Mais acima, na volta da Rua da Matança e perto do posto de saúde, viviam Maximina com suas saias coloridas e rodadas, Naninha (do cego), Cartucha lavadeira. Ali, pela atual Rua das Flores o lembro de Jane Dore que faleceu tão jovem e Marieta Evangelista.
Voltando pela rua do sol, lembro de Maria Gecília, Maria Alzira, Dona Vicência Cassiano, Toinha Batista, Lica (de seu Vicente), Euclice, Clineia, Chiquinha (de João Leandro) e Maria Baraúna.
Da Praça Padre Cícero, lembro Irinea Jorge e Toinha (de Manuel Sapateiro).
No beco do cemitério, lembro Otília Sobreira e Dona Rosário. Na rua atrás da rua da sombra, viviam Mariri Gonçalves, Vicentina, Júlia, mãe de Tutu, que vendia coentro, e Luiza (de Aurélio). Maria Henrique e Maria Lourenço, fiel guardiã e zeladora da igreja. Marlene, neta de Custódio, que morreu jovem.
Tinham tantas outras que eu não recordo onde moravam mas que fazem parte das minhas lembranças: Espírito Santo, Gertrudes, Maria Antonia com a trouxa de roupa na cabeça, Expedita com aquela sua conversa atrapalhada, Balbina com suas garrafas de chá. Personagens populares que fazem o cotidiano da cidade e que acabam tão queridos e respeitados, como Julinha que conquistou, passo a passo, a sua integração numa comunidade preconceituosa e cheia de ranço.

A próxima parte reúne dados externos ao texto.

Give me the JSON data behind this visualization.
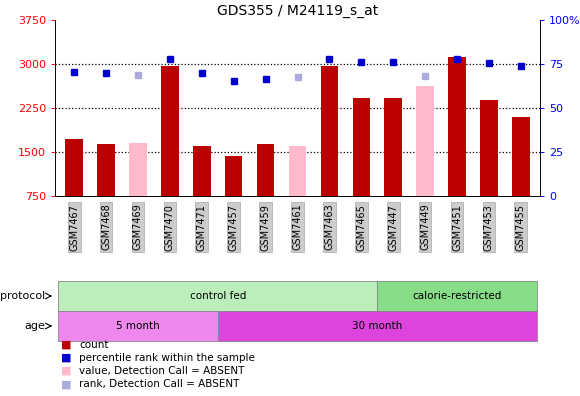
{
  "title": "GDS355 / M24119_s_at",
  "samples": [
    "GSM7467",
    "GSM7468",
    "GSM7469",
    "GSM7470",
    "GSM7471",
    "GSM7457",
    "GSM7459",
    "GSM7461",
    "GSM7463",
    "GSM7465",
    "GSM7447",
    "GSM7449",
    "GSM7451",
    "GSM7453",
    "GSM7455"
  ],
  "count_values": [
    1720,
    1640,
    null,
    2960,
    1600,
    1440,
    1640,
    null,
    2960,
    2420,
    2420,
    null,
    3120,
    2380,
    2100
  ],
  "count_absent_values": [
    null,
    null,
    1650,
    null,
    null,
    null,
    null,
    1600,
    null,
    null,
    null,
    2620,
    null,
    null,
    null
  ],
  "rank_values": [
    2870,
    2850,
    null,
    3080,
    2840,
    2710,
    2750,
    null,
    3080,
    3030,
    3030,
    null,
    3090,
    3020,
    2960
  ],
  "rank_absent_values": [
    null,
    null,
    2820,
    null,
    null,
    null,
    null,
    2770,
    null,
    null,
    null,
    2800,
    null,
    null,
    null
  ],
  "ylim_left": [
    750,
    3750
  ],
  "yticks_left": [
    750,
    1500,
    2250,
    3000,
    3750
  ],
  "yticks_right": [
    0,
    25,
    50,
    75,
    100
  ],
  "protocol_groups": [
    {
      "label": "control fed",
      "start": 0,
      "end": 10,
      "color": "#bbeebb"
    },
    {
      "label": "calorie-restricted",
      "start": 10,
      "end": 15,
      "color": "#88dd88"
    }
  ],
  "age_groups": [
    {
      "label": "5 month",
      "start": 0,
      "end": 5,
      "color": "#ee88ee"
    },
    {
      "label": "30 month",
      "start": 5,
      "end": 15,
      "color": "#dd44dd"
    }
  ],
  "bar_color": "#bb0000",
  "bar_absent_color": "#ffbbcc",
  "dot_color": "#0000cc",
  "dot_absent_color": "#aaaadd",
  "hgrid_at": [
    1500,
    2250,
    3000
  ],
  "bar_width": 0.55,
  "legend_items": [
    {
      "color": "#bb0000",
      "label": "count"
    },
    {
      "color": "#0000cc",
      "label": "percentile rank within the sample"
    },
    {
      "color": "#ffbbcc",
      "label": "value, Detection Call = ABSENT"
    },
    {
      "color": "#aaaadd",
      "label": "rank, Detection Call = ABSENT"
    }
  ]
}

Personagem especial que um dia gostaria de falar um pouco mais era Bilina. Negra alta, magra, muito asseada, completamente devotada a Pedro, amor platônico que embalou sua vida.

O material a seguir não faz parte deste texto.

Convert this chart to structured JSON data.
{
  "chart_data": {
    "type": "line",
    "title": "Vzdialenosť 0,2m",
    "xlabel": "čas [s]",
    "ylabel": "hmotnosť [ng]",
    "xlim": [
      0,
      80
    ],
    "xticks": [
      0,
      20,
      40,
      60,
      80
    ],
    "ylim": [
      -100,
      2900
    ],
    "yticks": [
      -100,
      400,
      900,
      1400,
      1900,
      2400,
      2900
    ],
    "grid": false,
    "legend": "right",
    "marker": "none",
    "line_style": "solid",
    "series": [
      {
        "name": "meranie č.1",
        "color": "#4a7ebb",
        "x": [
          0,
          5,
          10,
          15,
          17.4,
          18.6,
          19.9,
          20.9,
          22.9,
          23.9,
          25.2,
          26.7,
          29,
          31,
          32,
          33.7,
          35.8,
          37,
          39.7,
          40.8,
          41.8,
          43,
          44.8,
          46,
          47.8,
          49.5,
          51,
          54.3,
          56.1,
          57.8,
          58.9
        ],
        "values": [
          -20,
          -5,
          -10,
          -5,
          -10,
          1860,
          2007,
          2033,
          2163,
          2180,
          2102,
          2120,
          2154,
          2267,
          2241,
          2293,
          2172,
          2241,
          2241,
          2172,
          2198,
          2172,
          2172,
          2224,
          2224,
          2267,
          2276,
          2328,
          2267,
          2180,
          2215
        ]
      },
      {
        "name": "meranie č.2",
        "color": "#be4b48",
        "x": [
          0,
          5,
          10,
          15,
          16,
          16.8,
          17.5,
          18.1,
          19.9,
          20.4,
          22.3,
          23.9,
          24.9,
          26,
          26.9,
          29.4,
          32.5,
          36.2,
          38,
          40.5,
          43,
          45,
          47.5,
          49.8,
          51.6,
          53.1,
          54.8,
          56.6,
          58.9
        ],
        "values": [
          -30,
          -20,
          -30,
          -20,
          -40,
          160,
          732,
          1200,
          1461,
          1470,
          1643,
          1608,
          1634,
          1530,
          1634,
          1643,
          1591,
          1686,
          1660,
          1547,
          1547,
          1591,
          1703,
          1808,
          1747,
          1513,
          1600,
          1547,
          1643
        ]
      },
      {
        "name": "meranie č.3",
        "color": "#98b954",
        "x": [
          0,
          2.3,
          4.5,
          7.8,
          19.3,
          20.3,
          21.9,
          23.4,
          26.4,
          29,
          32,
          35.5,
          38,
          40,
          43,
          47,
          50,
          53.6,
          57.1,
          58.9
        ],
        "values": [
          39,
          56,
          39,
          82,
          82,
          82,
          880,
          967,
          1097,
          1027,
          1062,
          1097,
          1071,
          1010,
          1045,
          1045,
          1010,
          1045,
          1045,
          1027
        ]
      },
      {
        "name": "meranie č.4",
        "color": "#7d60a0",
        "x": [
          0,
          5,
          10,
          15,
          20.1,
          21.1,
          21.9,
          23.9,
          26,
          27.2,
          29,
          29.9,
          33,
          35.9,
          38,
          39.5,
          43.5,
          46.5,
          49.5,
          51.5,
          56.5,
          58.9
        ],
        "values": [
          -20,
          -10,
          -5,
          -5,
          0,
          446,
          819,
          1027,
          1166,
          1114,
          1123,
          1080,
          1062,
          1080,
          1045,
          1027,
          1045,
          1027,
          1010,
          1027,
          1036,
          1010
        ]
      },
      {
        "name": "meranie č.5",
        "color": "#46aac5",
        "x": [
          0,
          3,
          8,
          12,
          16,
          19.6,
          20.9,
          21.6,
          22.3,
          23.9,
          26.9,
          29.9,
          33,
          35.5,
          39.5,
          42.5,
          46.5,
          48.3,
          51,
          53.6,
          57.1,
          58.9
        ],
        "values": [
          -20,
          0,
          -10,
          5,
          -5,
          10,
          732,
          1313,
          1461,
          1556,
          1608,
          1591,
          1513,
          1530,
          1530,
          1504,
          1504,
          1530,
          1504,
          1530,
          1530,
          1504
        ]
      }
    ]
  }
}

Na Rua 14 de dezembro, viviam Soledade Macedo, minha tia Cristina Lemos e Cecília de Manuel Gomes. Também passaram por essa pequena rua Ivone Brasileiro, Luizinha Gonçalves, Zefinha Batista, Francisca Lacerda e Adalgisa Josué.

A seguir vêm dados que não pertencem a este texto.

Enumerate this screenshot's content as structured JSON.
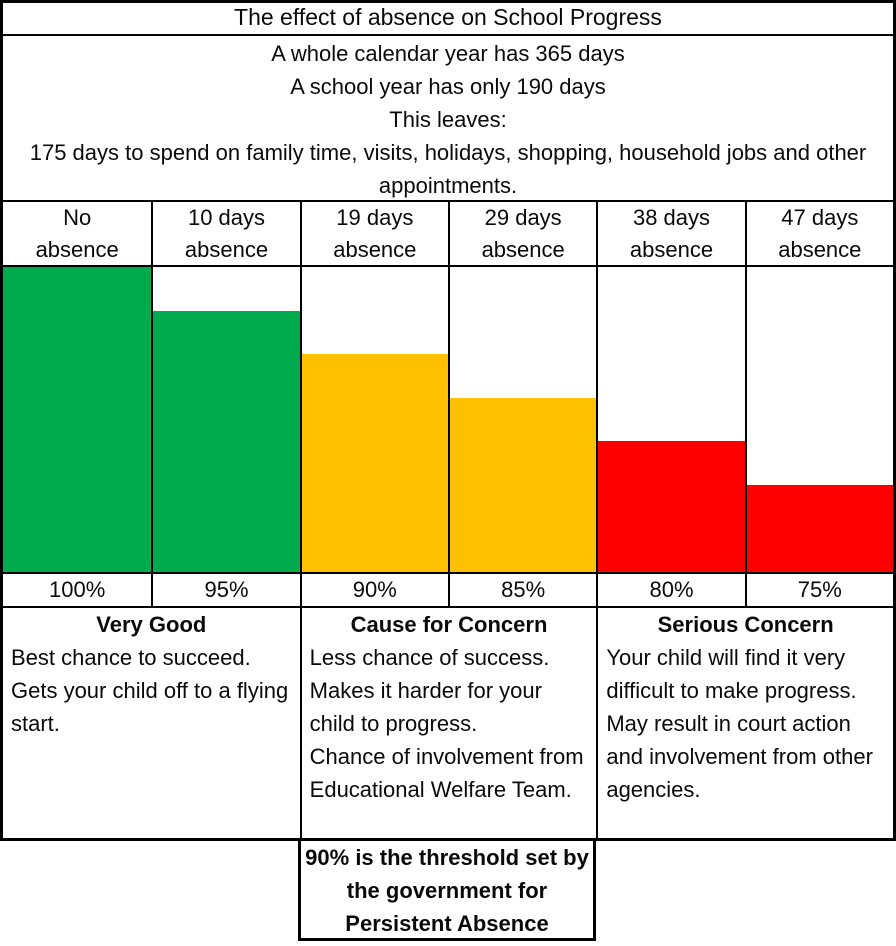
{
  "page": {
    "title": "The effect of absence on School Progress"
  },
  "intro": {
    "lines": [
      "A whole calendar year has 365 days",
      "A school year has only 190 days",
      "This leaves:",
      "175 days to spend on family time, visits, holidays, shopping, household jobs and other appointments."
    ]
  },
  "chart_data": {
    "type": "bar",
    "title": "The effect of absence on School Progress",
    "categories": [
      "No absence",
      "10 days absence",
      "19 days absence",
      "29 days absence",
      "38 days absence",
      "47 days absence"
    ],
    "values": [
      100,
      95,
      90,
      85,
      80,
      75
    ],
    "value_labels": [
      "100%",
      "95%",
      "90%",
      "85%",
      "80%",
      "75%"
    ],
    "bar_colors": [
      "#00AB4E",
      "#00AB4E",
      "#FFC000",
      "#FFC000",
      "#FF0000",
      "#FF0000"
    ],
    "status_colors": {
      "very_good": "#00AB4E",
      "cause_for_concern": "#FFC000",
      "serious_concern": "#FF0000"
    },
    "ylim": [
      65,
      100
    ],
    "grid": false,
    "legend": false,
    "annotations": [
      "90% is the threshold set by the government for Persistent Absence"
    ]
  },
  "sections": [
    {
      "heading": "Very Good",
      "lines": [
        "Best chance to succeed.",
        "Gets your child off to a flying start."
      ]
    },
    {
      "heading": "Cause for Concern",
      "lines": [
        "Less chance of success.",
        "Makes it harder for your child to progress.",
        "Chance of involvement from Educational Welfare Team."
      ]
    },
    {
      "heading": "Serious Concern",
      "lines": [
        "Your child will find it very difficult to make progress.",
        "May result in court action and involvement from other agencies."
      ]
    }
  ],
  "footnote": "90% is the threshold set by the government for Persistent Absence"
}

E, finalmente, falo de minha avó, Maria Nóbrega, mulher de fibra, corajosa a quem pude compreender suas atitudes muitos anos depois da sua morte quando tive, por acaso, a chance de conhecer a história de sua família na dureza  entre os séculos XIX e o princípio do século XIX. Por trás da minha vó, havia décadas de poder político exercido com mão forte, posteriormente esfacelado quando o General Dantas Barreto ganhou o Governo de Pernambuco, em 1911, e dizimou todo o sistema político do sertão destituindo as lideranças e trazendo à tona os seus seguidores e correligionários políticos interioranos. Como diria Dona Genisa Lócio,” os sofás caíram e as trepeças subiram”. Esta expressão que ouvi de dona Genisa representa o mais profundo desprezo da classe dominante sobre os seus adversários políticos e economicamente menos privilegiados. Essas alterações entretanto não mudaram o sistema político que continuou exatamente igual apenas com novas lideranças menos, digamos assim, tradicionais. Alçada deste meio pelas questões políticas, imagino como deve ter sido difícil para ela mudar de lugar, sair do contexto da família e chegar ainda criança numa Alagoinha inóspita e cheia de dificuldades. Seus pais voltaram para Pernambuco mas ela ficou em Alagoinha com o seu marido, Luiz Leite da Nóbrega. Refiz os seus laços perdidos 100 anos depois quando reencontrei a sua família.
Eu poderia enveredar pelos sítios mas a lista ficaria mais longa e já me bastam os lapsos em relação ás mulheres da cidade. De um jeito ou de outro, citadas ou não, elas fizeram IP para nós e povoaram a nossa infância de personagens que até hoje sobrevivem cada vez que remexemos no passado.